La réserve couvre une superficie d’environ 100 000 hectares (environ 30 km x 30 km) et est divisée en zones attribuées pour la journée à un groupe précis. Quand on sait qu’une balle de carabine peut avoir une portée de 3 000 à 4 000 mètres et qu’à 80 mètres, une blindée (on utilise des blindées ou des demi-blindées, selon la cible) traverse un arbre de 30 cm de diamètre, on comprend que les règles de sécurité soient très strictes.
La première crainte du chasseur est de tuer une femelle, ce qui est strictement interdit et entraîne de lourdes amendes. Si le dimorphisme sexuel (différences entre mâle et femelle d’une même espèce) est facilement repérable chez certaines espèces, comme le lion ou les antilopes dont seul le mâle porte des cornes (Cob Defassa par exemple), il est souvent délicat de s’y retrouver chez d’autres animaux comme les bubales ou les buffles. Les organes sexuels peuvent être masqués par les broussailles ou le positionnement de l’animal. Le pisteur doit en principe indiquer au chasseur, sans erreur possible, l’animal à tirer. Mais le chasseur reste responsable de ses actes. Pendant le safari, malgré l’assurance du pisteur, un des chasseurs bien inspiré a préféré attendre d’être certain que le bubale qu’il visait était bien un mâle, au risque de le perdre. Un veau a fini par accourir et téter la cible, ce qui a levé toute ambiguïté !

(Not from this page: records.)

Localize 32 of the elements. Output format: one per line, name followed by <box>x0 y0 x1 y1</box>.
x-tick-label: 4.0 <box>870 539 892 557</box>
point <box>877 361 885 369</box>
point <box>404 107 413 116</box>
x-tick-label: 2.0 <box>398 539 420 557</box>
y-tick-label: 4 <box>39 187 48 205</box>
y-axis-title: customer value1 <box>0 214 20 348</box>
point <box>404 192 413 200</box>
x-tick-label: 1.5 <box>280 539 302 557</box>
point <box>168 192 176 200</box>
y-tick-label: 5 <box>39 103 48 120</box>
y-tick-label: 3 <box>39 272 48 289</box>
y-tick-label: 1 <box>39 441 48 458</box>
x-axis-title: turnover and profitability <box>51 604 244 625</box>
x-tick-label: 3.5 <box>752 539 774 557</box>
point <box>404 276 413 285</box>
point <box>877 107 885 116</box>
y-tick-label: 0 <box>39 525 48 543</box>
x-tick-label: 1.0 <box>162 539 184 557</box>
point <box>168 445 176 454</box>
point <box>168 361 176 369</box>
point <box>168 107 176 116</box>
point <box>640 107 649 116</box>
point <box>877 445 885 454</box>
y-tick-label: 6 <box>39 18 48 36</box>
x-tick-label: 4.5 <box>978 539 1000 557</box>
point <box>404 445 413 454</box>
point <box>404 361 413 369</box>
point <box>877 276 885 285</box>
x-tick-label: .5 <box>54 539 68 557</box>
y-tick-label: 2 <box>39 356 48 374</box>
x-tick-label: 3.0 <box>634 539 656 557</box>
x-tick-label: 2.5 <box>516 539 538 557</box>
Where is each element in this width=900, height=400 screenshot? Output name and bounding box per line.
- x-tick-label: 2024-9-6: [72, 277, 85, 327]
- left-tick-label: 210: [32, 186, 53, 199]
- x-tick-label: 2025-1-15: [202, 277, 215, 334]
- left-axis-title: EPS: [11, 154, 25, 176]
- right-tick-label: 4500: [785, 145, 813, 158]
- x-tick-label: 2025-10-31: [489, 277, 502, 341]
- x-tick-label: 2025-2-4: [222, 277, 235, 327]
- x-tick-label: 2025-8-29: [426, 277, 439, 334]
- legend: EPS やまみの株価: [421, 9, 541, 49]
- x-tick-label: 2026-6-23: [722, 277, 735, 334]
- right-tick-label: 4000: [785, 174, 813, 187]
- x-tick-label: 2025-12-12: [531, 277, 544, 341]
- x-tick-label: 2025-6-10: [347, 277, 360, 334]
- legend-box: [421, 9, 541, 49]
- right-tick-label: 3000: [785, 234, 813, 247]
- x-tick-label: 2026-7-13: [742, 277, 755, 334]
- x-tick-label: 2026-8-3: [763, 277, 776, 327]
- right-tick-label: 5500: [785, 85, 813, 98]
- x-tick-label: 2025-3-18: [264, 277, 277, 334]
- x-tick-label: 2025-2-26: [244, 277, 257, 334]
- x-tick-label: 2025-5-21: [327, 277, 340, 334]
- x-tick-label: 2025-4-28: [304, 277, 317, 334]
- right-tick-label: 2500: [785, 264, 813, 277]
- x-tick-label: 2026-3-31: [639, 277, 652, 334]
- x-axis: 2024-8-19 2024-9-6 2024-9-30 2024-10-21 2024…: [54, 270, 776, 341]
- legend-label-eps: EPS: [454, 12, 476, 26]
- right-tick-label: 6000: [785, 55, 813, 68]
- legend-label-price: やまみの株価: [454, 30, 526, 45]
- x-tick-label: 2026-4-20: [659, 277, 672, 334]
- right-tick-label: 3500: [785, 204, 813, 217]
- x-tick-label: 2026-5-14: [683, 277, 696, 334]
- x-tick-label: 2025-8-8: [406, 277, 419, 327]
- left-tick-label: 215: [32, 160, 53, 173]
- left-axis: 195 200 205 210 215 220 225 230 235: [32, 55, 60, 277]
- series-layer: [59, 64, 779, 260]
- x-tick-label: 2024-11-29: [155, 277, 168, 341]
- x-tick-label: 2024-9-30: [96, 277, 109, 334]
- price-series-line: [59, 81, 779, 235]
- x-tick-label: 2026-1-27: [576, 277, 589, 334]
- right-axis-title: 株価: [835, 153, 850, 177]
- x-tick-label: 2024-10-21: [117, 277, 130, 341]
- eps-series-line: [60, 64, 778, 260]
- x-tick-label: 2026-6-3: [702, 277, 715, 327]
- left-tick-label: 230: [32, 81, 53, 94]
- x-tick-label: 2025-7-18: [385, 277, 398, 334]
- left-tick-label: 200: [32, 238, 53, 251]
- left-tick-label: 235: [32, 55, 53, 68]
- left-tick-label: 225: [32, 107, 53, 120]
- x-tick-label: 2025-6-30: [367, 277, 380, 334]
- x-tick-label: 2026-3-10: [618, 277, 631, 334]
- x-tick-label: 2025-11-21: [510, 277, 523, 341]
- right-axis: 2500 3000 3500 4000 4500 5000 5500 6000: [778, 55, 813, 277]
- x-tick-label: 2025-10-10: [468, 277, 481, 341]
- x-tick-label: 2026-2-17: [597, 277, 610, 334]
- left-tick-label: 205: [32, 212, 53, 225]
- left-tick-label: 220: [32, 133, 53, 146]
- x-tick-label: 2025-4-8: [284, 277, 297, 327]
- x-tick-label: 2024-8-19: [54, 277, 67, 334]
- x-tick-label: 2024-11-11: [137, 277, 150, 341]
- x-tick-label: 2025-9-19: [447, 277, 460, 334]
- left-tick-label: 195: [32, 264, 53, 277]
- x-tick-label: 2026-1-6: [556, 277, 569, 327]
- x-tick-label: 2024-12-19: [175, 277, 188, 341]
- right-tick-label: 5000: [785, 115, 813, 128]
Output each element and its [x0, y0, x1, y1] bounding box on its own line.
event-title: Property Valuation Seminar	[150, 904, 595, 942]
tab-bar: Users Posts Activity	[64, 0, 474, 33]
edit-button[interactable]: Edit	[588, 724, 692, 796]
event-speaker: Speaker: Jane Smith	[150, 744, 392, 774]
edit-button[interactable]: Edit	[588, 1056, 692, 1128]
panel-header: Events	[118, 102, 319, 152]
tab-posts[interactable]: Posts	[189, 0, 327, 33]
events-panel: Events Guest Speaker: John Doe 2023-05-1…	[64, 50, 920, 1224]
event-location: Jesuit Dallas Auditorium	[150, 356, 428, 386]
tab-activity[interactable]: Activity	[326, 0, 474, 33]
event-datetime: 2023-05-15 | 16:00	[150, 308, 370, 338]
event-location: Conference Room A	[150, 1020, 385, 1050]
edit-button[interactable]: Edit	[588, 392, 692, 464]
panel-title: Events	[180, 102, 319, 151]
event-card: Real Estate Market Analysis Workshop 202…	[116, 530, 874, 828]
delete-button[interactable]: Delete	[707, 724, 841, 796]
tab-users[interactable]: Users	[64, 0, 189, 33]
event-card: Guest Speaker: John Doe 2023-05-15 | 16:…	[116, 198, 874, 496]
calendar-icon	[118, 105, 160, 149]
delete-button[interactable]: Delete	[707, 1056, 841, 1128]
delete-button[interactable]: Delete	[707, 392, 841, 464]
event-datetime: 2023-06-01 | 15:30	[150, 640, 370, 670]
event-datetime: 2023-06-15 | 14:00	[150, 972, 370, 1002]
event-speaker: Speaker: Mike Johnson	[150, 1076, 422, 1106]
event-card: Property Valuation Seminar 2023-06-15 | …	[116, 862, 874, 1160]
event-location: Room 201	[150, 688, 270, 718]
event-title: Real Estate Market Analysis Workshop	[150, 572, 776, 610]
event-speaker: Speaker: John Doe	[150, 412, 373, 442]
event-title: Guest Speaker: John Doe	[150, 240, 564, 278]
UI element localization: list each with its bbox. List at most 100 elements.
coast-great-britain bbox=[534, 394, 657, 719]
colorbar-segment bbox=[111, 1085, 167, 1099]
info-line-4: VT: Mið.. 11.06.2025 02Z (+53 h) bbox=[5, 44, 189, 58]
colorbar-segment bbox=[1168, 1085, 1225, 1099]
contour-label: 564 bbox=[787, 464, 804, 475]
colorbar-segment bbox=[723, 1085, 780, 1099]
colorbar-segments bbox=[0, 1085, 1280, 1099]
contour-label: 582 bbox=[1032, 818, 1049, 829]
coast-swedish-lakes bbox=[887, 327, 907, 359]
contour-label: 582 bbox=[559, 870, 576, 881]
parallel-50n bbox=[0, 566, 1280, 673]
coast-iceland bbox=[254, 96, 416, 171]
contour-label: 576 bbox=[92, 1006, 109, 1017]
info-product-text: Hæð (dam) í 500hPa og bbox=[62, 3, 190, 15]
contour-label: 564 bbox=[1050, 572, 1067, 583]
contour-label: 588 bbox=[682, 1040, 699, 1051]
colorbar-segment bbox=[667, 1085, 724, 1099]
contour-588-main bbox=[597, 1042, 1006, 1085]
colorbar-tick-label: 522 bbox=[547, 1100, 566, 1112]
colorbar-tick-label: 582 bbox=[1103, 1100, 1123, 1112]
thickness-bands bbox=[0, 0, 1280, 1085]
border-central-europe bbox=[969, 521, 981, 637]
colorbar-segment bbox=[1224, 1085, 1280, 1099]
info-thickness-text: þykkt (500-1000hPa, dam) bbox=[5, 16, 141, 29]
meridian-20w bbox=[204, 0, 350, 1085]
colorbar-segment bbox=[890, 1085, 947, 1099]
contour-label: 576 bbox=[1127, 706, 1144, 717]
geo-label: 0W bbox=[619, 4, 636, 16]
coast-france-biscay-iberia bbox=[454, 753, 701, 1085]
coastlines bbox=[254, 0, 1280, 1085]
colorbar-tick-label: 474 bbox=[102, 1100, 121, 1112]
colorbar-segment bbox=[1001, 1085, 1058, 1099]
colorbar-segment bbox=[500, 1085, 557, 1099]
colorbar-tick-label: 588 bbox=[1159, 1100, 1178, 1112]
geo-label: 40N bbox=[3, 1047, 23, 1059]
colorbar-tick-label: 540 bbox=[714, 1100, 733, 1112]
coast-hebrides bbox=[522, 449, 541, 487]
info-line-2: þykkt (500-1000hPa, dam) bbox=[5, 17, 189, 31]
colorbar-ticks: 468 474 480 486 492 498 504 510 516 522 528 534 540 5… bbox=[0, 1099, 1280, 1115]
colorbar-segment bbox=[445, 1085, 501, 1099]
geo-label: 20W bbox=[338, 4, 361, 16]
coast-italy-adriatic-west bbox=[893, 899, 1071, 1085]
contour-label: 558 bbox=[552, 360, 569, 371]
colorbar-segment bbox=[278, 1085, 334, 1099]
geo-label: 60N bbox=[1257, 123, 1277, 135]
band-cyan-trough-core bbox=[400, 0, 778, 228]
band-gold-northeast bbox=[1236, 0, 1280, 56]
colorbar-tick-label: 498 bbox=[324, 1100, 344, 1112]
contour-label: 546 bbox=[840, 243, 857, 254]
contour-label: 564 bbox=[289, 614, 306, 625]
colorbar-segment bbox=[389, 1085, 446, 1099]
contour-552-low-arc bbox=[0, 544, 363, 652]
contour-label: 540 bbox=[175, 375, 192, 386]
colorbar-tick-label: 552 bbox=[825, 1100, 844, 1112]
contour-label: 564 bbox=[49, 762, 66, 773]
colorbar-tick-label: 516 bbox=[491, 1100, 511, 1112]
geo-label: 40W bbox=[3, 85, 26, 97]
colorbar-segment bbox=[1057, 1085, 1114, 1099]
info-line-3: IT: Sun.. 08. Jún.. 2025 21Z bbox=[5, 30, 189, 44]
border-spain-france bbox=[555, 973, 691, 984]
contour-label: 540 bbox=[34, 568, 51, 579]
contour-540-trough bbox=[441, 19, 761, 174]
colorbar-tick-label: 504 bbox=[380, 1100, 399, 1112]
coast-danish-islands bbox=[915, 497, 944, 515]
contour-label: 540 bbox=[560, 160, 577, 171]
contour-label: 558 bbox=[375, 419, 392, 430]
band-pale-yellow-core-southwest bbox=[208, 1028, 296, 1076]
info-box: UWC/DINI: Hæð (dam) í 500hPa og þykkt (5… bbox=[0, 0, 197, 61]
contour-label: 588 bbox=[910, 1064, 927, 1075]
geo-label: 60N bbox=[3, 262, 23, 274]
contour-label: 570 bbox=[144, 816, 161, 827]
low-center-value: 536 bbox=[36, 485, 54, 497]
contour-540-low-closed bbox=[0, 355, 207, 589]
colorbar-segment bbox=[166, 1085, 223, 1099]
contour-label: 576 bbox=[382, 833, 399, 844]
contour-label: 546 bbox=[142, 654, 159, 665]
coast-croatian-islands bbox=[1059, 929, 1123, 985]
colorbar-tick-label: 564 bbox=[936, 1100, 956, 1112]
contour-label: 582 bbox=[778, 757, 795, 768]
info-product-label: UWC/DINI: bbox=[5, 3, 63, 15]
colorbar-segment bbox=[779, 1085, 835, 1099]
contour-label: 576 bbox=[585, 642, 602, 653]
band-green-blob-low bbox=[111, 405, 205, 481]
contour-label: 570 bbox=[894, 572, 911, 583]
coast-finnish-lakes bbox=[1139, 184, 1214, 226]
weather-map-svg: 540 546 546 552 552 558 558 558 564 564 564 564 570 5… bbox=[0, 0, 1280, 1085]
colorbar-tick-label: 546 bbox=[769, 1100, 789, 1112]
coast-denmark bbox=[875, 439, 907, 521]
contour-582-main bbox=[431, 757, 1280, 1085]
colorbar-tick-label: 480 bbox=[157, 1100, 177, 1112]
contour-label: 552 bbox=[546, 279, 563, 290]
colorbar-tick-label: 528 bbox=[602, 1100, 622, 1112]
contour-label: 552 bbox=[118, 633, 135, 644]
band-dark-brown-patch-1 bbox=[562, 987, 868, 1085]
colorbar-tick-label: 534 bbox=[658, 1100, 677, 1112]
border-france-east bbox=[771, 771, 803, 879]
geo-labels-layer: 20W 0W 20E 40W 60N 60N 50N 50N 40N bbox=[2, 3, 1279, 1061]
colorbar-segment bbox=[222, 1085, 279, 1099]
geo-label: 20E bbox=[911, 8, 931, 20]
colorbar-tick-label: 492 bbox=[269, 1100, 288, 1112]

L’autre hantise du chasseur est de blesser un animal : il souffrira, les recherches seront longues, parfois infructueuses et souvent dangereuses, surtout pour les lions et les buffles mais même un phacochère ou un hippotrague peuvent charger s’ils y sont contraints. Les récits de traque de buffle dans les hautes herbes (les « pailles ») sont bien connus et font dresser les cheveux sur la tête. Les pisteurs considèrent cet animal comme le plus dangereux. Il y a deux ans, un buffle blessé a chargé les chasseurs et n’a pu être arrêté qu’à quelques centimètres, roulant presque sur l’un des pisteurs qu’il a couvert de bave et cassant une carabine. Pendant notre séjour, un lion blessé a chargé les chasseurs et n’a été stoppé qu’à 4 mètres d’une balle en plein front (je n’y ai hélas pas assisté). Dans ces moments dramatiques, il ne faut pas que la carabine s’enraye, ce qui arrive pourtant, compte tenu des chocs et de la poussière ambiante.
Pour éviter de blesser, il faut s’approcher suffisamment, idéalement à 60 mètres environ, tirer uniquement quand l’animal est arrêté et se présente bien, ne pas tirer sur un animal au milieu d’un troupeau et surtout avoir bien réglé sa carabine. C’est pourquoi, la première sortie sert à tirer quelques cartouches sur une cible à environ 80 ou 100 mètres. On corrige la hausse si nécessaire, le voyage ayant souvent déréglé la lunette de visée.
Enfin, les consignes de chasse données par les gardes sont strictes et limitent à quelques animaux de quelques espèces ce qui peut être tiré. Pendant notre safari, 2 chasseurs sur 5 n’ont rien tué et un autres n’a tué qu’un animal sur les deux autorisés.
Arrivé dans la réserve de chasse, on roule à très très faible allure, les pisteurs guettant les animaux ou les traces sur la piste. Les animaux aiment marcher sur ces espaces dégagés, doux pour les pattes, et y laissent leurs empreintes. On distingue rapidement sur le sable les traces anciennes des plus fraîches, aux arêtes aiguës. Si rien ne se présente, on s’arrête à bonne distance d’un point d’eau (environ 1 km) et sans le moindre bruit, on descend de voiture et l’on s’approche. Claquements de portières interdits ! Si des traces fraîches ont été repérées, les pisteurs commencent leur extraordinaire travail, les empreintes quittant généralement la piste pour s’enfoncer dans la brousse où il est beaucoup plus difficile de les repérer. Enfin, si un animal a été aperçu, il s’enfuit généralement quand la voiture s’arrête et il faut se mettre à sa poursuite, ce qui peut prendre 10 minutes ou… quatre heures ! Il est alors impératif de prendre avec soi les gourdes, de crainte de périr de soif, ce qui est un risque réel.